In order to claim income tax relief for home working, your contract of employment should require you to work from home. However, during the pandemic many more people have been forced to work from home because of government guidance regarding homeworking.
The current rate of the claim you can make is £6 per week and this claim can be made without the requirement of keeping supporting evidence. The claim is intended to go towards a proportion of your household costs like gas and electricity, water rates and business calls and broadband costs.
Should you believe the additional household costs of homeworking are more than £6 per week, you do have the option to make a larger claim based on the actual additional cost of gas and electricity, metered water and business phone calls, including internet access.
If you decide to make a larger claim, then you will need supporting evidence for that claim such as receipts, bills or contracts. Ideally the evidence should include corresponding bills for a period before you were based at home to show that due to homeworking costs have increased.
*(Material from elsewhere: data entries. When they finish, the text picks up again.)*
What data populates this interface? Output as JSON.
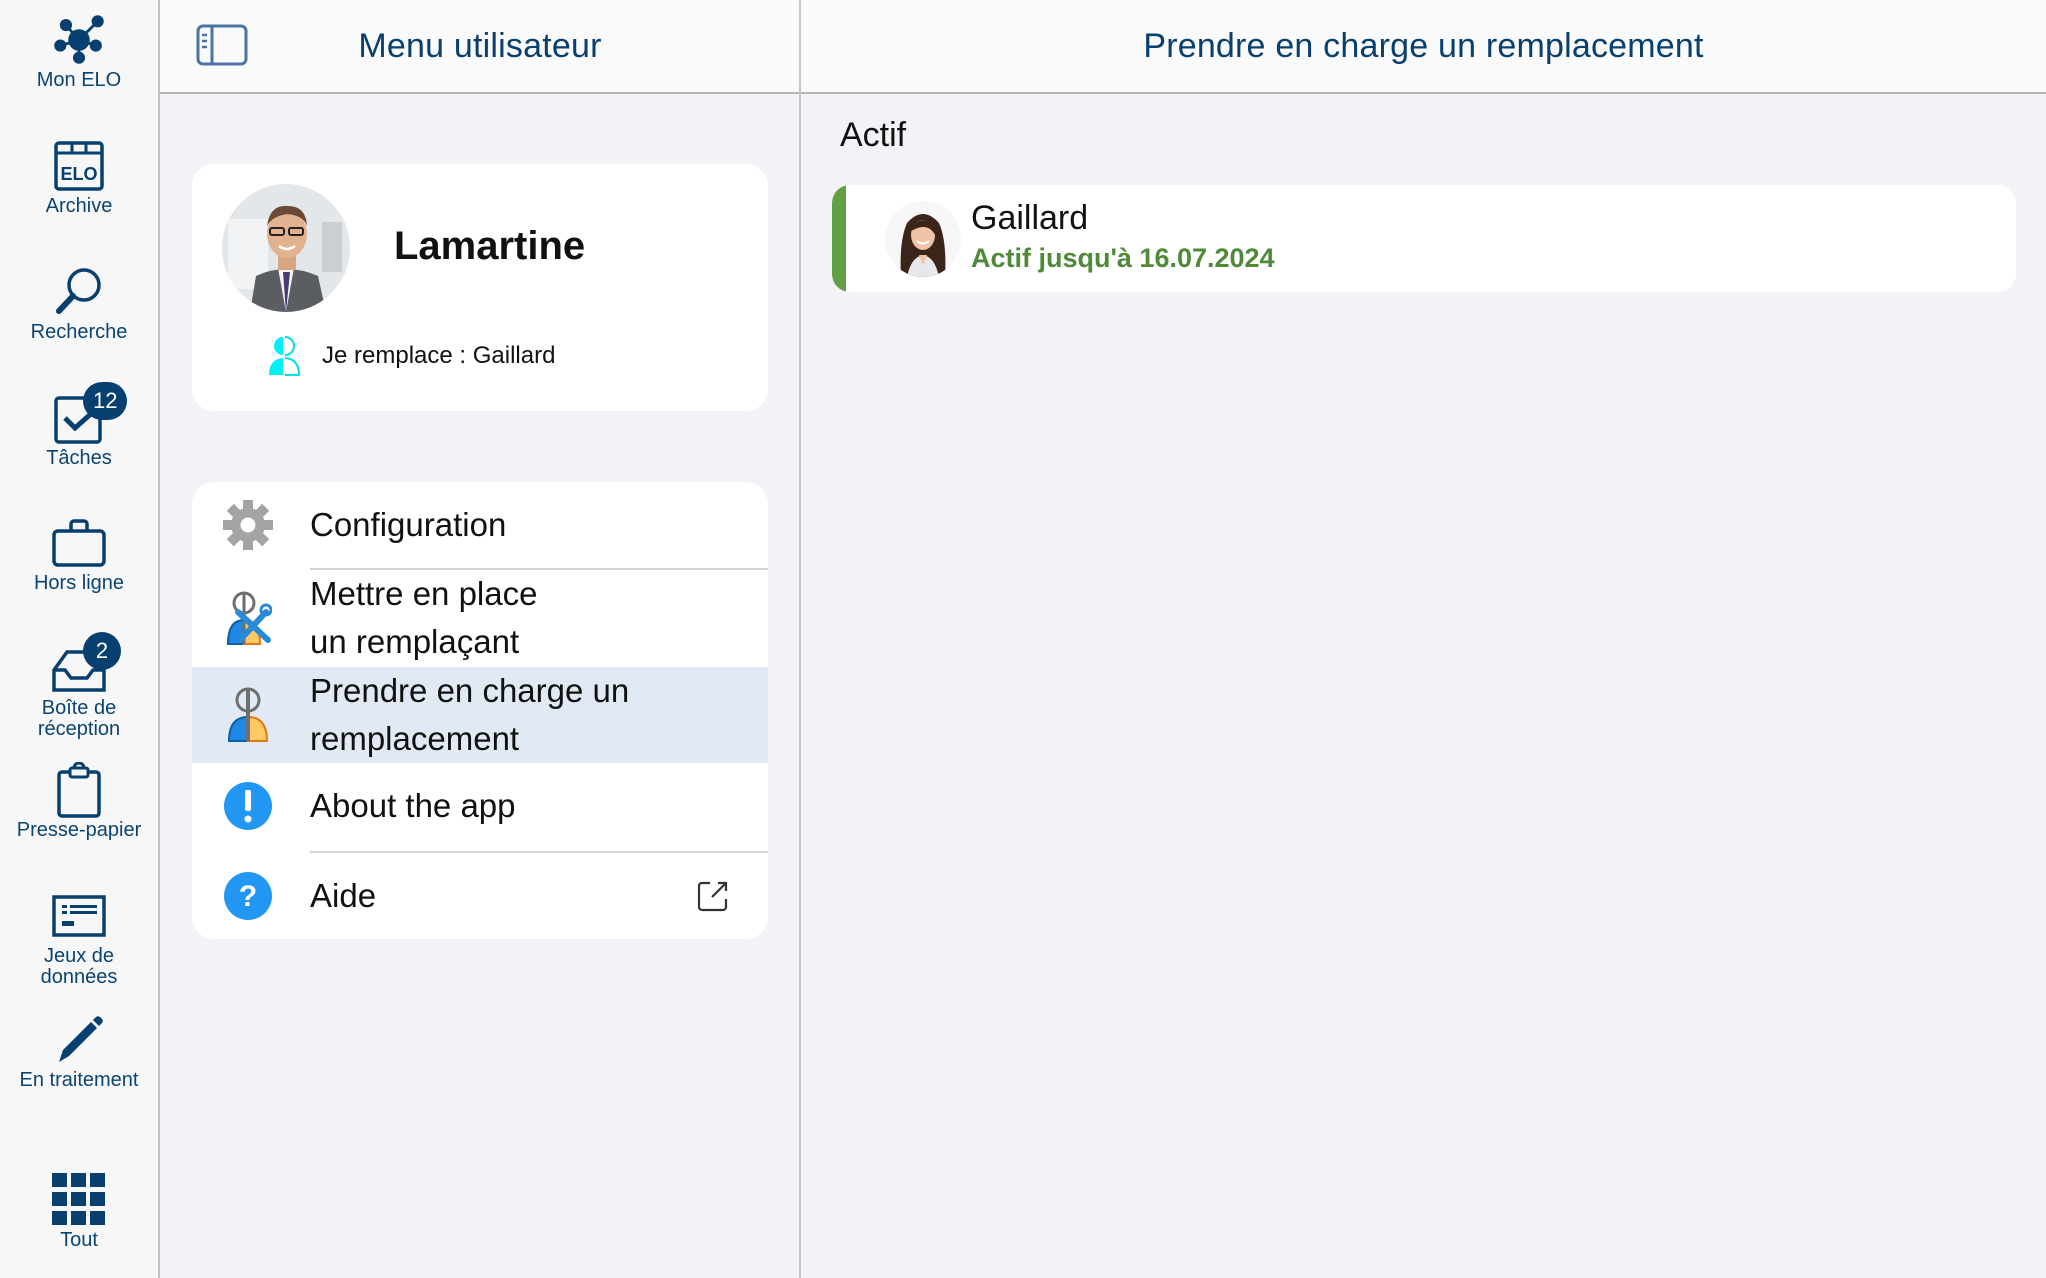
{
  "sidebar": {
    "items": [
      {
        "label": "Mon ELO",
        "icon": "network-hub-icon"
      },
      {
        "label": "Archive",
        "icon": "elo-archive-icon"
      },
      {
        "label": "Recherche",
        "icon": "search-icon"
      },
      {
        "label": "Tâches",
        "icon": "task-check-icon",
        "badge": "12"
      },
      {
        "label": "Hors ligne",
        "icon": "briefcase-icon"
      },
      {
        "label": "Boîte de réception",
        "label_line1": "Boîte de",
        "label_line2": "réception",
        "icon": "inbox-icon",
        "badge": "2"
      },
      {
        "label": "Presse-papier",
        "icon": "clipboard-icon"
      },
      {
        "label": "Jeux de données",
        "label_line1": "Jeux de",
        "label_line2": "données",
        "icon": "dataset-form-icon"
      },
      {
        "label": "En traitement",
        "icon": "pencil-icon"
      },
      {
        "label": "Tout",
        "icon": "grid-apps-icon"
      }
    ]
  },
  "middle": {
    "header_title": "Menu utilisateur",
    "profile": {
      "name": "Lamartine",
      "replacing_text": "Je remplace : Gaillard"
    },
    "menu": [
      {
        "label": "Configuration",
        "icon": "gear-icon"
      },
      {
        "label_line1": "Mettre en place",
        "label_line2": "un remplaçant",
        "icon": "substitute-setup-icon"
      },
      {
        "label_line1": "Prendre en charge un",
        "label_line2": "remplacement",
        "icon": "substitute-takeover-icon",
        "active": true
      },
      {
        "label": "About the app",
        "icon": "info-exclamation-icon"
      },
      {
        "label": "Aide",
        "icon": "help-question-icon",
        "trailing_icon": "external-link-icon"
      }
    ]
  },
  "right": {
    "header_title": "Prendre en charge un remplacement",
    "section_label": "Actif",
    "substitutions": [
      {
        "name": "Gaillard",
        "status": "Actif jusqu'à 16.07.2024",
        "status_color": "#4e8a37"
      }
    ]
  },
  "colors": {
    "brand": "#073f6e",
    "active_bar": "#62a044",
    "active_row": "#e1eaf4",
    "background": "#f2f2f7",
    "info_blue": "#2196f3"
  }
}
HMRC have advised that the claim for household expenses can only be permitted if it can be demonstrated that the expense has been incurred wholly, exclusively and necessarily in the performance of the duties of the employment, so make sure you keep records of your claims and supporting evidence! To read more from HMRC’s guidance, this can be found here.
If you have had to buy equipment yourself personally, such as a computer, desk or mobile phone, then you should be able to claim tax relief for those items too, provided you need it for your job and there is no significant private use of the equipment!
If you want to claim the tax relief but do not have any requirements to complete a Tax Return then this can be done on HMRC’s website.
Whatever figures you use, make sure they are added to your tax return so that you don’t miss out on the claim. Although it may be a relatively small amount, every little helps!
The content in this blog is correct as at 2 November 2021.